Plainte contre le Pape à l’ONU

Source: FSSPX Actualités

L’avocat de l’un des condamnés du procès du Vatican, achevé le 16 décembre 2023, a porté plainte auprès de l’ONU contre le pape François pour « violation des droits de l’homme ». En cause : les méthodes employées dans le cadre de l’enquête judiciaire. Une plainte qui a peu de chances d’aboutir puisque le Saint-Siège n’est pas membre de plein droit des Nations Unies.

La genèse d’une plainte aussi inattendue qu’incongrue remonte à 2012 : « dans les locaux du Crédit Suisse à Londres, un représentant de la secrétairerie d’Etat, et un financier italien, Raffaele Mincione, se rencontrent », raconte le Financial Times rapporté par Les Echos. Ce dernier conseille : « n’investissez pas dans un projet pétrolier en Afrique, mais dans l’immobilier de luxe à Londres ».

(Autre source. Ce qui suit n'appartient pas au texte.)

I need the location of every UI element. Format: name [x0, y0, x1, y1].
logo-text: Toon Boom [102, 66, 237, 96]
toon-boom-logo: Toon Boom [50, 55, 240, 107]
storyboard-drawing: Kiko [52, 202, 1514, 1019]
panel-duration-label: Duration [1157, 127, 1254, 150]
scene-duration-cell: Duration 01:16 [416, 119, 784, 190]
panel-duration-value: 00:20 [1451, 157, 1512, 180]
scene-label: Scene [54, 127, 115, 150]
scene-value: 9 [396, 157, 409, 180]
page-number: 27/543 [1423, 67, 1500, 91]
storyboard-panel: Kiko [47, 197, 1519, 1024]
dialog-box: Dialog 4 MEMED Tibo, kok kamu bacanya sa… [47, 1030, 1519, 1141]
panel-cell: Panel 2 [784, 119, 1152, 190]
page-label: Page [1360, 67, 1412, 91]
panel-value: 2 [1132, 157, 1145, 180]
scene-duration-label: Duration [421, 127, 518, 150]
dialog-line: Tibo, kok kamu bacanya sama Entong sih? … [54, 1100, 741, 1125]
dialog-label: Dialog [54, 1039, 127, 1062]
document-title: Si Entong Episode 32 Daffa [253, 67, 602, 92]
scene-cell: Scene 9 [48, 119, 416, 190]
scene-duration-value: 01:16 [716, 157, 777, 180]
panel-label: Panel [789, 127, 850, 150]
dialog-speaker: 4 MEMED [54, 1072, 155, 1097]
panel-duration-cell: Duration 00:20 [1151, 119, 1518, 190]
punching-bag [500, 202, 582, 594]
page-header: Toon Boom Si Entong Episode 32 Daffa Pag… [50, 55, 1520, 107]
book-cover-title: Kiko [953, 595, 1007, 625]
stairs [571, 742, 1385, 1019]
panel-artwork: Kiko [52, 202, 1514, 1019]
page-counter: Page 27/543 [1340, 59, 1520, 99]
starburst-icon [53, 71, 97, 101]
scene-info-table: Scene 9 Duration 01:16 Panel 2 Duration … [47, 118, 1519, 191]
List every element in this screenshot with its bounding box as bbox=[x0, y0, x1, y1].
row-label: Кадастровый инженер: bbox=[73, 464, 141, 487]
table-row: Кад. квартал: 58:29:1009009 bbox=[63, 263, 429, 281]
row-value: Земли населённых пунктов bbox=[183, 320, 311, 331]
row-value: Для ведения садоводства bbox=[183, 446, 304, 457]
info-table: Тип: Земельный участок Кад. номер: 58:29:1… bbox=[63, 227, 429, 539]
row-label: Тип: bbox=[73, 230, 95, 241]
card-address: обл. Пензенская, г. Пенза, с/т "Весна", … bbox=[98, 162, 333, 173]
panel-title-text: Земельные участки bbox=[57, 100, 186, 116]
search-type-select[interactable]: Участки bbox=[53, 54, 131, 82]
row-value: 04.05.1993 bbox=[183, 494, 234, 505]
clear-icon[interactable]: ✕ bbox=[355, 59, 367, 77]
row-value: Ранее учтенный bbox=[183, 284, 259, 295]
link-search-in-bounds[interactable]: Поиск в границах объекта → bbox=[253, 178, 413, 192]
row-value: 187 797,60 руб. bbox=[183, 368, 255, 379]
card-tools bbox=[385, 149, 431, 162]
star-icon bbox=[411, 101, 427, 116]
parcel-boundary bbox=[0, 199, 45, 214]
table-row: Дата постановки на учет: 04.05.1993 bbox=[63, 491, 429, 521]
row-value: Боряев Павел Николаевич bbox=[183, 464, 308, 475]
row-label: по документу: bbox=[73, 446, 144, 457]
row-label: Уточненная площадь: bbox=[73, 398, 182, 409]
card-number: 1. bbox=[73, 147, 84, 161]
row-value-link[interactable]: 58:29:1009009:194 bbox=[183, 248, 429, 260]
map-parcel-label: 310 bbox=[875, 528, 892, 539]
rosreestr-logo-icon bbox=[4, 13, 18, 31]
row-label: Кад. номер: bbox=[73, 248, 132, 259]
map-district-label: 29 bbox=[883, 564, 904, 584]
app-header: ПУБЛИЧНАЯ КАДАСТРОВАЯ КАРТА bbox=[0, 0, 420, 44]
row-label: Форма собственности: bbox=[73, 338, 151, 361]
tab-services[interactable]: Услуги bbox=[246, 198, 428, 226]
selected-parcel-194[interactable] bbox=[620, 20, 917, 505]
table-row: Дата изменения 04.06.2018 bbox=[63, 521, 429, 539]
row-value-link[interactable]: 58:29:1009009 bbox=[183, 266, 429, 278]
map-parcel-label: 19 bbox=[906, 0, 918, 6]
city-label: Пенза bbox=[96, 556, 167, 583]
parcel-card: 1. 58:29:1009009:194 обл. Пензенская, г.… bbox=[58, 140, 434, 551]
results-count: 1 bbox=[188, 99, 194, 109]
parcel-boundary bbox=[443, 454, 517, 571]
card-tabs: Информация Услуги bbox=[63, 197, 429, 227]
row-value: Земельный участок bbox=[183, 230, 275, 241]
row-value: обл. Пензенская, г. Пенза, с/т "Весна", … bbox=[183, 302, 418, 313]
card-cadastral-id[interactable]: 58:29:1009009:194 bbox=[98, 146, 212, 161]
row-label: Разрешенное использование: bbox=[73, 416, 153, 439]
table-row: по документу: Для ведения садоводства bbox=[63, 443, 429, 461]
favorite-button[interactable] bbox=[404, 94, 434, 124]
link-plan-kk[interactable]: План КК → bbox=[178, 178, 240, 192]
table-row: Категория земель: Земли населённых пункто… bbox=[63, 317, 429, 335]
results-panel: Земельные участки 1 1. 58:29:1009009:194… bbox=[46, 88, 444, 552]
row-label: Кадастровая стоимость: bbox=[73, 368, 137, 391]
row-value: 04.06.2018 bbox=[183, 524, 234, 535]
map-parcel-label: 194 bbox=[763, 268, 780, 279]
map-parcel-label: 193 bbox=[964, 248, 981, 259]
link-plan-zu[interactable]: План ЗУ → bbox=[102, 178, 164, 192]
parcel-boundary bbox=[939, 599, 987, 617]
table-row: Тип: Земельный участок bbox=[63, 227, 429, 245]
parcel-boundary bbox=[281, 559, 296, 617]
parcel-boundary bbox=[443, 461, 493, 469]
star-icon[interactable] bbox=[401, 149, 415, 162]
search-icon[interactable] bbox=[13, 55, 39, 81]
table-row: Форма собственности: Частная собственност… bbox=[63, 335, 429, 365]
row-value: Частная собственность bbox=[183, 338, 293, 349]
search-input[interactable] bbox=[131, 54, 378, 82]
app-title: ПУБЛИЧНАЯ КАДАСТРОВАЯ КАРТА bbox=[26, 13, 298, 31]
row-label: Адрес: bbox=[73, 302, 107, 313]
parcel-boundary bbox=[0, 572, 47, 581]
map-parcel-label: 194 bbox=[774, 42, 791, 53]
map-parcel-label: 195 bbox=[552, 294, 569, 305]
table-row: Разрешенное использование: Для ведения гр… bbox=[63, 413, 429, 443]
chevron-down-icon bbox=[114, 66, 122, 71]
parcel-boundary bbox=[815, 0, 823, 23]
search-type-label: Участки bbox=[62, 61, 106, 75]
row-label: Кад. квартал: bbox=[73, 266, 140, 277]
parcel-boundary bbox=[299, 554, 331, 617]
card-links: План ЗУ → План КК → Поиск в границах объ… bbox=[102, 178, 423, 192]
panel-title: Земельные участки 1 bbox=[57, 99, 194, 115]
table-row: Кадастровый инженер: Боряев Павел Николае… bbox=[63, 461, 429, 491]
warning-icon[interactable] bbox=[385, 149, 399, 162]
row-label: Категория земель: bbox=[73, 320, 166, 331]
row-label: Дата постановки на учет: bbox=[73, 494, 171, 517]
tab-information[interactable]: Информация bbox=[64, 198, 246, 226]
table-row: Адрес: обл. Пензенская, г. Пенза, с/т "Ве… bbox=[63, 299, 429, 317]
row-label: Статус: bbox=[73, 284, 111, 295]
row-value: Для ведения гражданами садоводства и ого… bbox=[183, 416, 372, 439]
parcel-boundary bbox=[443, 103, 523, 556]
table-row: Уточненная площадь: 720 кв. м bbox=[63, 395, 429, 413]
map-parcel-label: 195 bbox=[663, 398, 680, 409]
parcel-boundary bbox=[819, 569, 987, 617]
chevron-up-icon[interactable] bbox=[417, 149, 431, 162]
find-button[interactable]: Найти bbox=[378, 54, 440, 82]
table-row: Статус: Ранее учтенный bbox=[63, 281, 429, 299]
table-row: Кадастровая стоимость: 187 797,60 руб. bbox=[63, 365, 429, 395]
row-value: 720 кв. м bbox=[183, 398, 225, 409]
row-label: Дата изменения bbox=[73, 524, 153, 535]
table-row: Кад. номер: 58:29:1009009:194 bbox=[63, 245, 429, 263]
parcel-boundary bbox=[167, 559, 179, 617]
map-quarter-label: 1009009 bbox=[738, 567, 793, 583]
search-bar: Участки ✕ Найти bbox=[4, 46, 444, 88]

Un conseil suivi d’effet deux ans plus tard, en 2014, « par le transfert » – jugé frauduleux par les tribunaux du Vatican – « de 150 millions d’euros depuis les comptes du Crédit Suisse et de la Banca della Svizzera Italiana de Lugano à la société holding » de Raffaele Mincione, permettant d’investir dans un immeuble de la capitale britannique, au 60 Sloane Avenue, poursuit Les Echos.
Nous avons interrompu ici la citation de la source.